I sped past a tree and then suddenly I was in a clearing. Harmonious Twang was lying on the ground, barely breathing. The ball of energy I’d been following came to a rest above her. It began pulsing. Her lips parted, and a tiny white droplet of life force shimmered into existence. It rose up from her mouth and joined the ball of energy.

The ball began to contract and expand.

It shrank down as small as a marble and then expanded to the size of a basketball. I felt it pushing and pulling on the magic around me. It was breathing in and out, a living thing. Beneath it, Harmonious was weakening. The tiny ball of energy had been her life force, and this thing had drained it. Soon she would die.

I had to stop it!

The ball took a deep breath, pulling magic into itself and life out of Harmonious.

I thrust my hands out and the world narrowed to a single point. Just me and the ball of energy. It was going to burst, but I stopped it, holding it in place. The energy radiated outwards, burning hot like a fire. I let some of it go, releasing steam from a kettle, air from a balloon.
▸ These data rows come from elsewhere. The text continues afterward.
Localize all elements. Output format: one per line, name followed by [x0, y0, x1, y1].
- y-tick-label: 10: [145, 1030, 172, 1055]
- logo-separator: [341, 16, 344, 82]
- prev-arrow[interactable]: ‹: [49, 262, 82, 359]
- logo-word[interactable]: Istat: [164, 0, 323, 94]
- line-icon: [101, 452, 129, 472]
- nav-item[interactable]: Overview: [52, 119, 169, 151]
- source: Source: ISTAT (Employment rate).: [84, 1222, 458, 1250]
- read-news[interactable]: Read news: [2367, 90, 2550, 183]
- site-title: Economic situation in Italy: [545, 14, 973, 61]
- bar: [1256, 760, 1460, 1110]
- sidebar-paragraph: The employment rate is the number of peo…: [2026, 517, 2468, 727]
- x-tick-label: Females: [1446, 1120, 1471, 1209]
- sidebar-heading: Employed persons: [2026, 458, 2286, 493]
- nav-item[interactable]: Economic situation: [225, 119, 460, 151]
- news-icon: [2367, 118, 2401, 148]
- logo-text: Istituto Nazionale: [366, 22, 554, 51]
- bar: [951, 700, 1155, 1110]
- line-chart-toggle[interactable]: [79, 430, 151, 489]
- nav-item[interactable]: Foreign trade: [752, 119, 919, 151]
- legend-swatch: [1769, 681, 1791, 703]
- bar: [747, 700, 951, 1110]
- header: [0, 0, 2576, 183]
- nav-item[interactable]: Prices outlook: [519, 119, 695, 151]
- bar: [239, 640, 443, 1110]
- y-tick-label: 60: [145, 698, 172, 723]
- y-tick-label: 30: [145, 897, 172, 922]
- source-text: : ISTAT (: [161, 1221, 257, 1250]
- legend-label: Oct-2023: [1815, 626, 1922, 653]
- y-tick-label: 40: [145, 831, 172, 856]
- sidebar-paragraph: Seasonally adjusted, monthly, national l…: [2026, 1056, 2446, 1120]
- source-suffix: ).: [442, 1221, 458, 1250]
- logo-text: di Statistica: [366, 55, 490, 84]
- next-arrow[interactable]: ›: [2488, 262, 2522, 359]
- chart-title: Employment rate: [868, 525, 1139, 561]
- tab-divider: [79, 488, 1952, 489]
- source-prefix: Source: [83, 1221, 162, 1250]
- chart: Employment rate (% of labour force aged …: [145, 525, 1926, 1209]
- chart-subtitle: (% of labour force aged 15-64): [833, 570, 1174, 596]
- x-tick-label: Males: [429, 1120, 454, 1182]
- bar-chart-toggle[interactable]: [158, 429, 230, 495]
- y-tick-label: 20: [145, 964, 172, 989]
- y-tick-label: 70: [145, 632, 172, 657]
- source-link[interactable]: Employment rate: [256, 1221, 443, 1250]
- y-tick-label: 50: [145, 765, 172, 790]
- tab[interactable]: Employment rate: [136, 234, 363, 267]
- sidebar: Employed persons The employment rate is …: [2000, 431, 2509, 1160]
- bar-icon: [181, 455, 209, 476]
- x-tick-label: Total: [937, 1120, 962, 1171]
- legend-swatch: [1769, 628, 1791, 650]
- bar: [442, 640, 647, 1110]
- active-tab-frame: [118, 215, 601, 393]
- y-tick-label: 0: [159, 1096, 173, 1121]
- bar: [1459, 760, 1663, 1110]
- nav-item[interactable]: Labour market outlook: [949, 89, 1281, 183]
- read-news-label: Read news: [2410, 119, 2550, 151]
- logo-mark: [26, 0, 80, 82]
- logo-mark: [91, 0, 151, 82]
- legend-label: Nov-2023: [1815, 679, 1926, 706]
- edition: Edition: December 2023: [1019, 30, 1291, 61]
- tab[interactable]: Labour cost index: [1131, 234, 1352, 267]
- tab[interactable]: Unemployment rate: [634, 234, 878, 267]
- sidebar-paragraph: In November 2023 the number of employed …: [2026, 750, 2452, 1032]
The rest I directed back into Harmonious, feeding her the life it had stolen.

The energy ball swelled, but I was far too strong for it. I grinned as it struggled against my grasp. It pulled one final time and then faded like a dying ember. A moment more and it winked out of existence.

Harmonious coughed on the ground and took a shuddering breath. She was alive.

I rushed over to her. She was disoriented and fell over when she tried to get up. I laid her down and called the police.

It wasn’t long before flashlights appeared between the trees. Sheriff Hardy was leading his officers and my two very upset cousins. The police attended to Harmonious while my cousins ran over to me.

Molly grabbed me and squeezed me so hard it hurt. Then Luce did the same.

“Where did you go? You were gone for ages!” Luce said.

“It wasn’t that long. I was here with Harmonious.”

Molly pinched me.

“Ouch!”

“That’s what you get for vanishing into the night!”

“I wasn’t gone that long! You two have been having too much coffee and you’re on hyper mode or something.”

The local EMTs had arrived and connected Harmonious to a saline solution. One was holding it up in the air while the other checked her.

Sheriff Hardy came over. He nodded to my cousins.

“Good work, Harlow. I presume you found her while you and your cousins were out for a late-night stroll around the gardens.”

Oh right, he was giving us the reason we were there.

“That’s right. We were out for a walk and saw her through the trees.”

“Good, I’ll have one of the officers take your statement in a minute.”

He waved a young woman over—Officer Hartwell—and I recited my false statement to her. She asked me a few questions (did I see anyone, notice anything unusual) but I didn’t have anything else to add. By the time we were finished, the EMTs had taken Harmonious away to the hospital.

We returned to the car and I saw that it was almost midnight. Time flies when you’re casting finding spells, containing explosive balls of magical energy and bringing people back from the brink of death.

“I’ll drive,” Molly said.

I didn’t argue. Stopping that ball of energy had really taken it out of me. I got in the passenger seat, and in the blink of an eye Molly was waking me up to walk inside the house. I must have fallen asleep.

We went in and I took myself straight to bed.

I didn’t even remember my head hitting the pillow.